Bush was speaking before an Iowa audience organized by Americans for Peace, Prosperity and Security, a group chaired by former Republican Mike Rogers. Bush was responding to a question on whether he would continue President Barack Obama’s standing order banning the CIA’s use of enhanced interrogation techniques.
“I don’t want to make a definitive, blanket kind of statement,” he said. Though acknowledging that the methods were largely “inappropriate”, Bush refused to rule out their use if he was President, saying that in some circumstances, the measures would be necessary for the safety of the American people.
“That’s why I’m not saying in every condition, under every possible scenario,” he added.
Torture as an interrogative technique was largely banned by Jeb’s older brother, former President George W. Bush, towards the end of his tenure. President Barack Obama enforced an executive order banning the CIA’s use of the enhanced techniques on Al Qaeda operatives.
A 2014 Senate report indicated that the CIA had been using waterboarding, nudity, humiliation, sleep deprivation and other inhumane methods of questioning to get information from their prisoners. The methods could not be used by the U.S. military on their prisoners of war under international law. The report also added that the methods were ineffective, with no information that would enhance America’s safety being divulged.
The report revealed that not only did the CIA lied about the methods they used while extensively grilling prisoners, they also chose not to disclose certain techniques they used to the public.

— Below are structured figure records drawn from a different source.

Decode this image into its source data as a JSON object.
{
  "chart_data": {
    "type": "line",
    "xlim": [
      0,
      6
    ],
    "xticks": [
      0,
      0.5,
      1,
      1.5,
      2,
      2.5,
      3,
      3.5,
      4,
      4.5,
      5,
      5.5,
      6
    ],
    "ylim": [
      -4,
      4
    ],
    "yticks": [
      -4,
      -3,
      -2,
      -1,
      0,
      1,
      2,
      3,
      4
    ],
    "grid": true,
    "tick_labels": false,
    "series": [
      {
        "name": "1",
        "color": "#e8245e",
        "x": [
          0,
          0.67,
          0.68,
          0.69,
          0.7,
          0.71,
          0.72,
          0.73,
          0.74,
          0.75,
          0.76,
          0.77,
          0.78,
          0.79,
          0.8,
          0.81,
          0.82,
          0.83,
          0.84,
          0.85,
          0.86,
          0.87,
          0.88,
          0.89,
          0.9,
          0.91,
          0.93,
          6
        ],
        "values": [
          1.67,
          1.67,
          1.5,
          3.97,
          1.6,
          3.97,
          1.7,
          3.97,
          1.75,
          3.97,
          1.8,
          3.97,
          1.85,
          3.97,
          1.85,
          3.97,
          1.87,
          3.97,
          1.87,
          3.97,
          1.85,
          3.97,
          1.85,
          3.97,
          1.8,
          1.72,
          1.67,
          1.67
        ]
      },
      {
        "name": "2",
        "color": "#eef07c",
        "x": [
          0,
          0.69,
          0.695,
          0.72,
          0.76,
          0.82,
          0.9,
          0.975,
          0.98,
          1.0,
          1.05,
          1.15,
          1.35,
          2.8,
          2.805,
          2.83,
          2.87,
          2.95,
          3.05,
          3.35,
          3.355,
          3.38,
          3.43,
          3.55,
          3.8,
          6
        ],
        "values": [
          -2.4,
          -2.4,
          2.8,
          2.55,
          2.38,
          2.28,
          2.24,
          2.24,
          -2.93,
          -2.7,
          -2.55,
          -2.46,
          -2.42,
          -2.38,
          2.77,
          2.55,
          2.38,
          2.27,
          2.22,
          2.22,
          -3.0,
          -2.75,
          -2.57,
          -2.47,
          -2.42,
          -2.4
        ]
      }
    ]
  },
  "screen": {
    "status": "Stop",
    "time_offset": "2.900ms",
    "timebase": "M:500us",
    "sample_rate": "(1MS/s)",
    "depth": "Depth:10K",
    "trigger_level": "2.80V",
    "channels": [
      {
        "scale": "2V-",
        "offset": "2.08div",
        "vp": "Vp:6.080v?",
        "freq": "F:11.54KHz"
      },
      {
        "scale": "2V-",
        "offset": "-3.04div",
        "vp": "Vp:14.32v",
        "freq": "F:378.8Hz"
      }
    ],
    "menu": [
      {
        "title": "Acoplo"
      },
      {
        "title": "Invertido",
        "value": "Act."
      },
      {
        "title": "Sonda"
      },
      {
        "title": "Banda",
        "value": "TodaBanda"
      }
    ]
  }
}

After his comments Bush said there was a difference between torture and enhanced interrogation techniques. He refused to elaborate on his interpretation of the difference and the extent to which he would allow it.
Foreign policy is quickly shaping up to be a hot issue on the 2016 race to the White House. Jeb Bush recently attacked Democratic frontrunner Hillary Clinton for supporting a “premature” departure from Iraq in 2011 as former Secretary of State, a move he says contributed to the emergence of the Islamic State.
Bush said he would not deploy additional troops into Iraq but he would authorize special operatives in form of “forward spotters” to help identify the enemy.
Bush approached the issue of torture carefully being that it was a particularly thorny issue for his elder brother in his last days on the hill. An undefined definition of torture could be interpreted to justify inhumane acts by the CIA, acts that could ultimately be used against American citizens.